Она просовывала в спальню свою голову на длинной шее и протягивала им целую гору картофельных оладий.
Гешке сидели за столом. На ужин был студень из свиных ножек с капустой. Франц раньше всегда старался утаить случайный заработок, теперь же он безропотно вносил в дом ту часть жалованья, какая была определена гитлерюгендом. В их группе существовал даже девиз: немецкий юноша обязан помогать семье, пока не обзаведется собственной. Гешке так вяло глодал косточку, словно это была требуха, которой приходилось питаться в прежние годы.
— Соли мало? — спросила Мария и прибавила:—Теперь хоть чаще доводится поесть что-нибудь сытное.
Гешке в сердцах швырнул на пол обглоданную кость. Этого он не делал никогда.
— Какая тебя муха укусила? — спросила Мария.
Гешке позабыл свое правило таить все мысли про себя, его прорвало:
— Ну да, конечно, они для начала сдержали слово. Нам прибавили жалованья... Они исполнили что обещали.
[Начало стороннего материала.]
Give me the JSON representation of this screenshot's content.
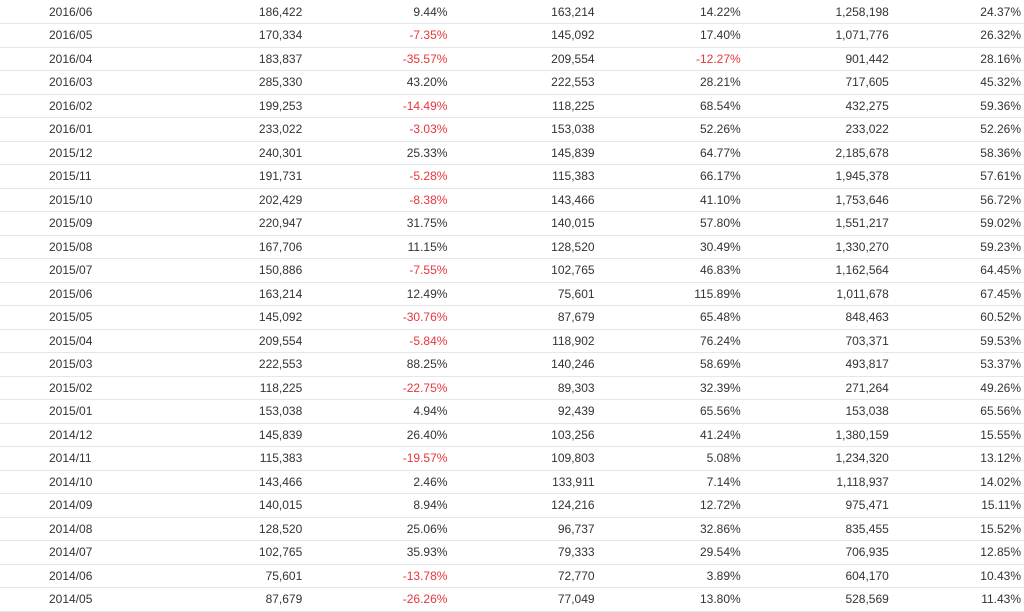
{
  "table": {
    "rows": [
      [
        "2016/06",
        "186,422",
        "9.44%",
        "163,214",
        "14.22%",
        "1,258,198",
        "24.37%"
      ],
      [
        "2016/05",
        "170,334",
        "-7.35%",
        "145,092",
        "17.40%",
        "1,071,776",
        "26.32%"
      ],
      [
        "2016/04",
        "183,837",
        "-35.57%",
        "209,554",
        "-12.27%",
        "901,442",
        "28.16%"
      ],
      [
        "2016/03",
        "285,330",
        "43.20%",
        "222,553",
        "28.21%",
        "717,605",
        "45.32%"
      ],
      [
        "2016/02",
        "199,253",
        "-14.49%",
        "118,225",
        "68.54%",
        "432,275",
        "59.36%"
      ],
      [
        "2016/01",
        "233,022",
        "-3.03%",
        "153,038",
        "52.26%",
        "233,022",
        "52.26%"
      ],
      [
        "2015/12",
        "240,301",
        "25.33%",
        "145,839",
        "64.77%",
        "2,185,678",
        "58.36%"
      ],
      [
        "2015/11",
        "191,731",
        "-5.28%",
        "115,383",
        "66.17%",
        "1,945,378",
        "57.61%"
      ],
      [
        "2015/10",
        "202,429",
        "-8.38%",
        "143,466",
        "41.10%",
        "1,753,646",
        "56.72%"
      ],
      [
        "2015/09",
        "220,947",
        "31.75%",
        "140,015",
        "57.80%",
        "1,551,217",
        "59.02%"
      ],
      [
        "2015/08",
        "167,706",
        "11.15%",
        "128,520",
        "30.49%",
        "1,330,270",
        "59.23%"
      ],
      [
        "2015/07",
        "150,886",
        "-7.55%",
        "102,765",
        "46.83%",
        "1,162,564",
        "64.45%"
      ],
      [
        "2015/06",
        "163,214",
        "12.49%",
        "75,601",
        "115.89%",
        "1,011,678",
        "67.45%"
      ],
      [
        "2015/05",
        "145,092",
        "-30.76%",
        "87,679",
        "65.48%",
        "848,463",
        "60.52%"
      ],
      [
        "2015/04",
        "209,554",
        "-5.84%",
        "118,902",
        "76.24%",
        "703,371",
        "59.53%"
      ],
      [
        "2015/03",
        "222,553",
        "88.25%",
        "140,246",
        "58.69%",
        "493,817",
        "53.37%"
      ],
      [
        "2015/02",
        "118,225",
        "-22.75%",
        "89,303",
        "32.39%",
        "271,264",
        "49.26%"
      ],
      [
        "2015/01",
        "153,038",
        "4.94%",
        "92,439",
        "65.56%",
        "153,038",
        "65.56%"
      ],
      [
        "2014/12",
        "145,839",
        "26.40%",
        "103,256",
        "41.24%",
        "1,380,159",
        "15.55%"
      ],
      [
        "2014/11",
        "115,383",
        "-19.57%",
        "109,803",
        "5.08%",
        "1,234,320",
        "13.12%"
      ],
      [
        "2014/10",
        "143,466",
        "2.46%",
        "133,911",
        "7.14%",
        "1,118,937",
        "14.02%"
      ],
      [
        "2014/09",
        "140,015",
        "8.94%",
        "124,216",
        "12.72%",
        "975,471",
        "15.11%"
      ],
      [
        "2014/08",
        "128,520",
        "25.06%",
        "96,737",
        "32.86%",
        "835,455",
        "15.52%"
      ],
      [
        "2014/07",
        "102,765",
        "35.93%",
        "79,333",
        "29.54%",
        "706,935",
        "12.85%"
      ],
      [
        "2014/06",
        "75,601",
        "-13.78%",
        "72,770",
        "3.89%",
        "604,170",
        "10.43%"
      ],
      [
        "2014/05",
        "87,679",
        "-26.26%",
        "77,049",
        "13.80%",
        "528,569",
        "11.43%"
      ]
    ],
    "negative_color": "#e8363a"
  }
}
Они обещали: если послушаетесь нас и налепите паука на середку красного флага, тогда и в будни будете жрать свинину с кислой капустой.
Он встал и поднял с пола кость.
— На помойку ее, вот где ее место. Не хочу я ее обсасывать, пусть голодные псы лакомятся жирком.
— Что ты? Ведь прибавка тебе причитается за твой труд,— сказала Мария.
— Вот именно причитается. Это не милостыня. Это мне причитается, и я за это не намерен благодарить. Я морду набью тому, кто не заплатит мне всего, что причитается. Ты бы послушала, как они в последнюю получку превозносили Гитлера.
Мария сказала:
— А ты что? Говорил им то же, что мне? Нет? Ну и слава богу, а то мне не пришлось бы больше готовить для тебя студень. Ты вообще больше не вернулся бы домой. Прямым путем отправился бы в Ораниенбург.
— В том-то и дело,— ответил он несколько спокойней,— Вот Валау попал в Ораниенбург за то, что Первого мая не вывесил флага со свастикой. А Трибеля и вовсе, должно быть, забили до смерти. В том-то все и дело. Ты правду говоришь. А мне не хочется попасть в концлагерь.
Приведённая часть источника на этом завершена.